Pension oversight group votes against retirement benefits cut Panel will recommend Council reject proposal


A pension oversight group voted unanimously last night to oppose County Executive John G. Gary's plan to cut retroactively the retirement benefits of 44 current and former public officials.

Deborah Turner, chairman of the Pension Oversight Commission, said the panel will recommend that the County Council reject proposed legislation that contains the plan. The commission is an appointed panel of citizens and government employees with advisory powers.

The council could vote on the plan, which Mr. Gary says will save county taxpayers $4 million, on Oct. 16.

The legislation would repeal a portion of a 1989 law enhancing the retirement benefits of elected and appointed officials. It would raise the retirement age from 50 to 60 and cut monthly payments for appointees by 25 percent.

"I have a real problem, as a matter of public policy, with the county trying to abrogate a contract " said Edward J. Donahue III, a citizen member.

Mrs. Turner said the nine-member commission felt the enhanced benefits were "outrageously high." She said, however, that Mr. Gary was "wrong" to punish employees and former employees who had no role in drafting or approving the enhancement six years ago.

She said those employees had made "life decisions" based on the promise of those benefits. "The bill is just unfair," said Dennis Howell, a county police officer and commission member.

Gary administration officials concede that, if approved, the cuts would be challenged in court.

"It's not absolutely without a shadow of a doubt that we can prevail if a suit is brought," county Personnel Director Hilton Wade told the commission last night before the vote. "We would not proceed if we did not believe we had a reasonable chance to prevail."

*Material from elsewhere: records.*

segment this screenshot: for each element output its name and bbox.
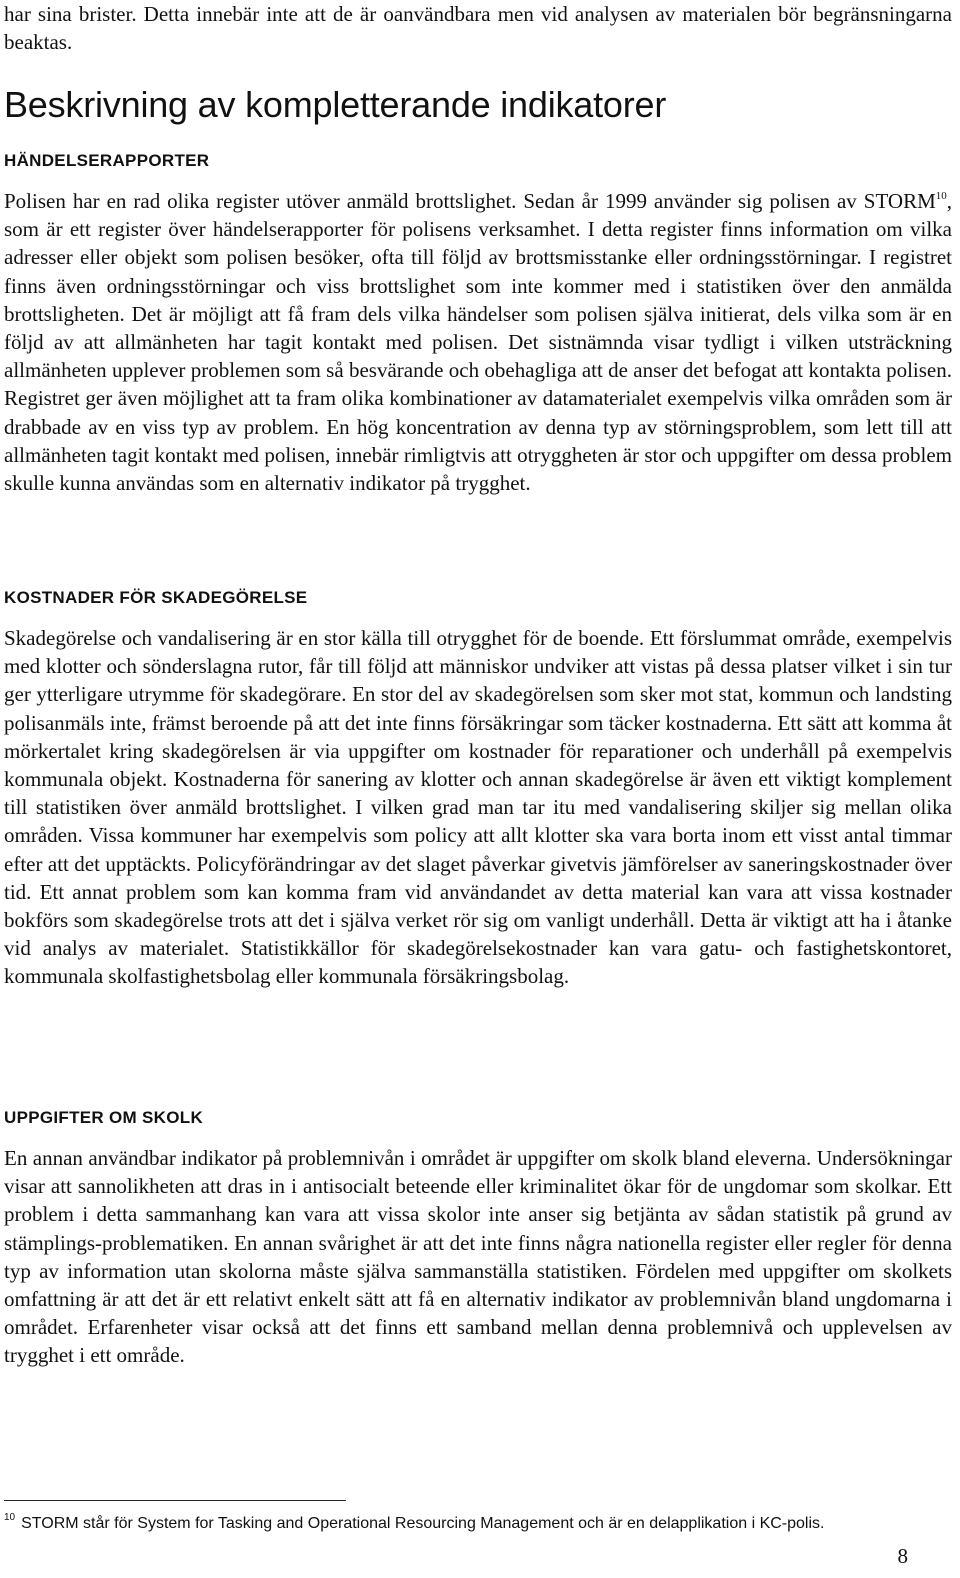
intro-paragraph: har sina brister. Detta innebär inte att de är oanvändbara men vid analysen av materialen bör begränsningarna beaktas. [4,2,952,55]
subheading-handelserapporter: HÄNDELSERAPPORTER [4,151,210,170]
page-number: 8 [897,1544,908,1568]
footnote-reference: 10 [935,190,947,202]
paragraph-text-after-note: , som är ett register över händelserapporter för polisens verksamhet. I detta register finns information om vilka adresser eller objekt som polisen besöker, ofta till följd av brottsmisstanke eller ordningsstörningar. I registret finns även ordningsstörningar och viss brottslighet som inte kommer med i statistiken över den anmälda brottsligheten. Det är möjligt att få fram dels vilka händelser som polisen själva initierat, dels vilka som är en följd av att allmänheten har tagit kontakt med polisen. Det sistnämnda visar tydligt i vilken utsträckning allmänheten upplever problemen som så besvärande och obehagliga att de anser det befogat att kontakta polisen. Registret ger även möjlighet att ta fram olika kombinationer av datamaterialet exempelvis vilka områden som är drabbade av en viss typ av problem. En hög koncentration av denna typ av störningsproblem, som lett till att allmänheten tagit kontakt med polisen, innebär rimligtvis att otryggheten är stor och uppgifter om dessa problem skulle kunna användas som en alternativ indikator på trygghet. [4,189,952,496]
footnote-text: STORM står för System for Tasking and Operational Resourcing Management och är en delapplikation i KC-polis. [21,1515,825,1532]
footnote-divider [4,1500,346,1501]
subheading-uppgifter-om-skolk: UPPGIFTER OM SKOLK [4,1108,204,1127]
section-title: Beskrivning av kompletterande indikatorer [4,84,667,125]
footnote-number: 10 [4,1512,16,1523]
paragraph-kostnader-for-skadegorelse: Skadegörelse och vandalisering är en stor källa till otrygghet för de boende. Ett förslummat område, exempelvis med klotter och sönderslagna rutor, får till följd att människor undviker att vistas på dessa platser vilket i sin tur ger ytterligare utrymme för skadegörare. En stor del av skadegörelsen som sker mot stat, kommun och landsting polisanmäls inte, främst beroende på att det inte finns försäkringar som täcker kostnaderna. Ett sätt att komma åt mörkertalet kring skadegörelsen är via uppgifter om kostnader för reparationer och underhåll på exempelvis kommunala objekt. Kostnaderna för sanering av klotter och annan skadegörelse är även ett viktigt komplement till statistiken över anmäld brottslighet. I vilken grad man tar itu med vandalisering skiljer sig mellan olika områden. Vissa kommuner har exempelvis som policy att allt klotter ska vara borta inom ett visst antal timmar efter att det upptäckts. Policyförändringar av det slaget påverkar givetvis jämförelser av saneringskostnader över tid. Ett annat problem som kan komma fram vid användandet av detta material kan vara att vissa kostnader bokförs som skadegörelse trots att det i själva verket rör sig om vanligt underhåll. Detta är viktigt att ha i åtanke vid analys av materialet. Statistikkällor för skadegörelsekostnader kan vara gatu- och fastighetskontoret, kommunala skolfastighetsbolag eller kommunala försäkringsbolag. [4,626,952,989]
paragraph-uppgifter-om-skolk: En annan användbar indikator på problemnivån i området är uppgifter om skolk bland eleverna. Undersökningar visar att sannolikheten att dras in i antisocialt beteende eller kriminalitet ökar för de ungdomar som skolkar. Ett problem i detta sammanhang kan vara att vissa skolor inte anser sig betjänta av sådan statistik på grund av stämplings-problematiken. En annan svårighet är att det inte finns några nationella register eller regler för denna typ av information utan skolorna måste själva sammanställa statistiken. Fördelen med uppgifter om skolkets omfattning är att det är ett relativt enkelt sätt att få en alternativ indikator av problemnivån bland ungdomarna i området. Erfarenheter visar också att det finns ett samband mellan denna problemnivå och upplevelsen av trygghet i ett område. [4,1146,952,1368]
footnote [4,1513,954,1535]
subheading-kostnader-for-skadegorelse: KOSTNADER FÖR SKADEGÖRELSE [4,588,308,607]
paragraph-handelserapporter [4,187,952,497]
paragraph-text-before-note: Polisen har en rad olika register utöver anmäld brottslighet. Sedan år 1999 använder sig polisen av STORM [4,189,936,213]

Commission members noted that they opposed similar legislation introduced last year by Councilwoman Diane Evans, an Arnold Republican, in part because they were told it had little chance of withstanding a court challenge. They said they believed that a legal challenge would be costly.

"I think this will cost the county more than $4 million in the long run," Mr. Donahue said. "Even if most of the provisions are upheld I don't think there are going to be any net savings."

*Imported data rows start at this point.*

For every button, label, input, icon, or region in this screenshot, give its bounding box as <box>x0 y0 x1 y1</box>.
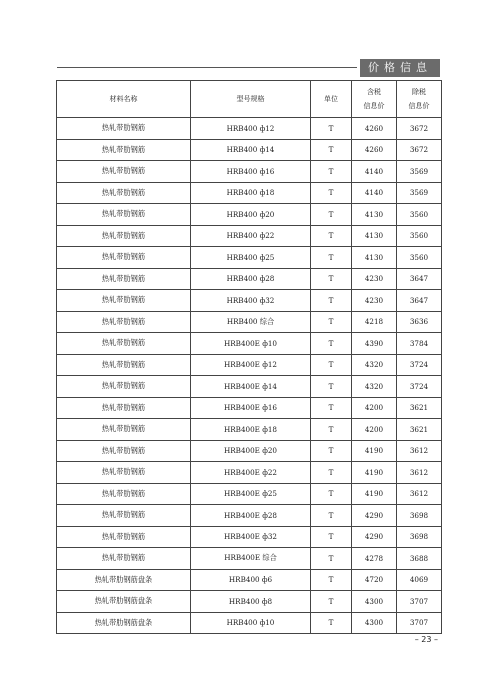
cell-spec: HRB400E ф14 <box>191 376 311 398</box>
tax-inclusive-line2: 信息价 <box>363 102 385 110</box>
cell-unit: T <box>311 139 352 161</box>
cell-unit: T <box>311 376 352 398</box>
cell-unit: T <box>311 247 352 269</box>
cell-price-tax-inclusive: 4200 <box>352 397 397 419</box>
cell-price-tax-exclusive: 3569 <box>397 182 442 204</box>
cell-unit: T <box>311 569 352 591</box>
cell-unit: T <box>311 333 352 355</box>
column-header-name: 材料名称 <box>57 81 191 118</box>
cell-spec: HRB400 综合 <box>191 311 311 333</box>
cell-material-name: 热轧带肋钢筋 <box>57 548 191 570</box>
cell-unit: T <box>311 505 352 527</box>
cell-material-name: 热轧带肋钢筋 <box>57 225 191 247</box>
cell-price-tax-inclusive: 4130 <box>352 225 397 247</box>
cell-material-name: 热轧带肋钢筋 <box>57 333 191 355</box>
cell-price-tax-exclusive: 3784 <box>397 333 442 355</box>
cell-price-tax-exclusive: 3724 <box>397 376 442 398</box>
cell-material-name: 热轧带肋钢筋盘条 <box>57 569 191 591</box>
table-body <box>57 118 442 634</box>
cell-material-name: 热轧带肋钢筋 <box>57 376 191 398</box>
cell-spec: HRB400 ф12 <box>191 118 311 140</box>
table-row <box>57 311 442 333</box>
cell-price-tax-exclusive: 3560 <box>397 204 442 226</box>
cell-spec: HRB400 ф16 <box>191 161 311 183</box>
column-header-tax-exclusive <box>397 81 442 118</box>
cell-material-name: 热轧带肋钢筋 <box>57 204 191 226</box>
cell-price-tax-inclusive: 4190 <box>352 462 397 484</box>
cell-material-name: 热轧带肋钢筋 <box>57 419 191 441</box>
cell-price-tax-exclusive: 3612 <box>397 483 442 505</box>
cell-price-tax-exclusive: 3569 <box>397 161 442 183</box>
table-header-row <box>57 81 442 118</box>
cell-price-tax-inclusive: 4260 <box>352 118 397 140</box>
cell-unit: T <box>311 462 352 484</box>
cell-spec: HRB400 ф6 <box>191 569 311 591</box>
cell-unit: T <box>311 204 352 226</box>
cell-spec: HRB400E ф32 <box>191 526 311 548</box>
cell-price-tax-inclusive: 4300 <box>352 591 397 613</box>
cell-spec: HRB400E ф16 <box>191 397 311 419</box>
cell-material-name: 热轧带肋钢筋 <box>57 483 191 505</box>
table-row <box>57 290 442 312</box>
cell-price-tax-exclusive: 3672 <box>397 139 442 161</box>
cell-price-tax-inclusive: 4290 <box>352 526 397 548</box>
table-row <box>57 139 442 161</box>
cell-unit: T <box>311 419 352 441</box>
cell-unit: T <box>311 526 352 548</box>
page-number: – 23 – <box>414 635 438 644</box>
cell-price-tax-exclusive: 3612 <box>397 440 442 462</box>
table-row <box>57 225 442 247</box>
cell-price-tax-inclusive: 4390 <box>352 333 397 355</box>
cell-material-name: 热轧带肋钢筋 <box>57 526 191 548</box>
cell-unit: T <box>311 118 352 140</box>
column-header-unit: 单位 <box>311 81 352 118</box>
cell-price-tax-inclusive: 4720 <box>352 569 397 591</box>
cell-material-name: 热轧带肋钢筋盘条 <box>57 612 191 634</box>
cell-price-tax-inclusive: 4320 <box>352 376 397 398</box>
cell-price-tax-inclusive: 4130 <box>352 204 397 226</box>
section-badge: 价格信息 <box>360 59 440 77</box>
table-row <box>57 161 442 183</box>
column-header-tax-inclusive <box>352 81 397 118</box>
table-row <box>57 182 442 204</box>
header-rule <box>57 67 357 68</box>
cell-price-tax-exclusive: 3636 <box>397 311 442 333</box>
cell-price-tax-exclusive: 3707 <box>397 612 442 634</box>
table-row <box>57 505 442 527</box>
cell-spec: HRB400E ф22 <box>191 462 311 484</box>
cell-spec: HRB400 ф10 <box>191 612 311 634</box>
cell-material-name: 热轧带肋钢筋 <box>57 290 191 312</box>
cell-spec: HRB400E ф18 <box>191 419 311 441</box>
cell-spec: HRB400E ф25 <box>191 483 311 505</box>
cell-price-tax-inclusive: 4130 <box>352 247 397 269</box>
cell-price-tax-inclusive: 4260 <box>352 139 397 161</box>
cell-unit: T <box>311 225 352 247</box>
cell-price-tax-exclusive: 3707 <box>397 591 442 613</box>
table-row <box>57 526 442 548</box>
cell-material-name: 热轧带肋钢筋 <box>57 118 191 140</box>
cell-unit: T <box>311 290 352 312</box>
cell-price-tax-inclusive: 4278 <box>352 548 397 570</box>
cell-unit: T <box>311 161 352 183</box>
cell-unit: T <box>311 440 352 462</box>
tax-exclusive-line2: 信息价 <box>408 102 430 110</box>
column-header-spec: 型号规格 <box>191 81 311 118</box>
table-row <box>57 483 442 505</box>
cell-unit: T <box>311 612 352 634</box>
table-row <box>57 247 442 269</box>
cell-price-tax-inclusive: 4230 <box>352 268 397 290</box>
tax-inclusive-line1: 含税 <box>367 88 381 96</box>
cell-spec: HRB400 ф20 <box>191 204 311 226</box>
cell-price-tax-exclusive: 4069 <box>397 569 442 591</box>
cell-price-tax-exclusive: 3688 <box>397 548 442 570</box>
cell-price-tax-exclusive: 3724 <box>397 354 442 376</box>
cell-price-tax-inclusive: 4230 <box>352 290 397 312</box>
cell-price-tax-exclusive: 3647 <box>397 290 442 312</box>
table-row <box>57 591 442 613</box>
cell-spec: HRB400E 综合 <box>191 548 311 570</box>
cell-material-name: 热轧带肋钢筋 <box>57 440 191 462</box>
cell-spec: HRB400E ф28 <box>191 505 311 527</box>
table-row <box>57 333 442 355</box>
cell-price-tax-inclusive: 4320 <box>352 354 397 376</box>
table-row <box>57 268 442 290</box>
table-row <box>57 376 442 398</box>
table-row <box>57 354 442 376</box>
cell-unit: T <box>311 548 352 570</box>
cell-price-tax-inclusive: 4218 <box>352 311 397 333</box>
cell-price-tax-exclusive: 3560 <box>397 247 442 269</box>
table-row <box>57 569 442 591</box>
table-row <box>57 612 442 634</box>
cell-material-name: 热轧带肋钢筋 <box>57 139 191 161</box>
cell-price-tax-inclusive: 4200 <box>352 419 397 441</box>
cell-unit: T <box>311 354 352 376</box>
cell-material-name: 热轧带肋钢筋 <box>57 505 191 527</box>
table-row <box>57 462 442 484</box>
cell-price-tax-exclusive: 3621 <box>397 397 442 419</box>
cell-spec: HRB400E ф12 <box>191 354 311 376</box>
table-row <box>57 548 442 570</box>
cell-price-tax-exclusive: 3698 <box>397 526 442 548</box>
cell-unit: T <box>311 397 352 419</box>
cell-material-name: 热轧带肋钢筋 <box>57 354 191 376</box>
cell-material-name: 热轧带肋钢筋 <box>57 397 191 419</box>
cell-spec: HRB400 ф22 <box>191 225 311 247</box>
cell-price-tax-inclusive: 4190 <box>352 440 397 462</box>
cell-price-tax-exclusive: 3698 <box>397 505 442 527</box>
cell-material-name: 热轧带肋钢筋 <box>57 247 191 269</box>
cell-price-tax-exclusive: 3647 <box>397 268 442 290</box>
cell-price-tax-inclusive: 4190 <box>352 483 397 505</box>
cell-spec: HRB400E ф20 <box>191 440 311 462</box>
cell-price-tax-exclusive: 3621 <box>397 419 442 441</box>
cell-material-name: 热轧带肋钢筋 <box>57 268 191 290</box>
cell-price-tax-exclusive: 3560 <box>397 225 442 247</box>
cell-spec: HRB400 ф18 <box>191 182 311 204</box>
cell-spec: HRB400E ф10 <box>191 333 311 355</box>
cell-unit: T <box>311 182 352 204</box>
cell-spec: HRB400 ф28 <box>191 268 311 290</box>
table-row <box>57 118 442 140</box>
cell-price-tax-inclusive: 4300 <box>352 612 397 634</box>
cell-material-name: 热轧带肋钢筋 <box>57 311 191 333</box>
table-row <box>57 419 442 441</box>
table-row <box>57 440 442 462</box>
cell-spec: HRB400 ф25 <box>191 247 311 269</box>
cell-material-name: 热轧带肋钢筋 <box>57 161 191 183</box>
cell-price-tax-inclusive: 4140 <box>352 182 397 204</box>
cell-unit: T <box>311 591 352 613</box>
price-table <box>56 80 442 634</box>
cell-unit: T <box>311 268 352 290</box>
cell-unit: T <box>311 311 352 333</box>
table-row <box>57 204 442 226</box>
table-row <box>57 397 442 419</box>
cell-material-name: 热轧带肋钢筋 <box>57 182 191 204</box>
cell-unit: T <box>311 483 352 505</box>
cell-spec: HRB400 ф8 <box>191 591 311 613</box>
cell-spec: HRB400 ф32 <box>191 290 311 312</box>
cell-spec: HRB400 ф14 <box>191 139 311 161</box>
cell-price-tax-inclusive: 4290 <box>352 505 397 527</box>
cell-price-tax-inclusive: 4140 <box>352 161 397 183</box>
cell-material-name: 热轧带肋钢筋 <box>57 462 191 484</box>
tax-exclusive-line1: 除税 <box>412 88 426 96</box>
cell-price-tax-exclusive: 3612 <box>397 462 442 484</box>
cell-material-name: 热轧带肋钢筋盘条 <box>57 591 191 613</box>
cell-price-tax-exclusive: 3672 <box>397 118 442 140</box>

The pension plan for elected and appointed officials became a controversial political issue after it was learned that the enhanced benefits package for those 44 employees would cost taxpayers as much as $14 million.

Mr. Gary has said that that estimate was overblown. After recalculating the cost and making a partial payment, however, the debt stands at $6.9 million.

OC Lawmakers closed that pension plan to new participants in 1993.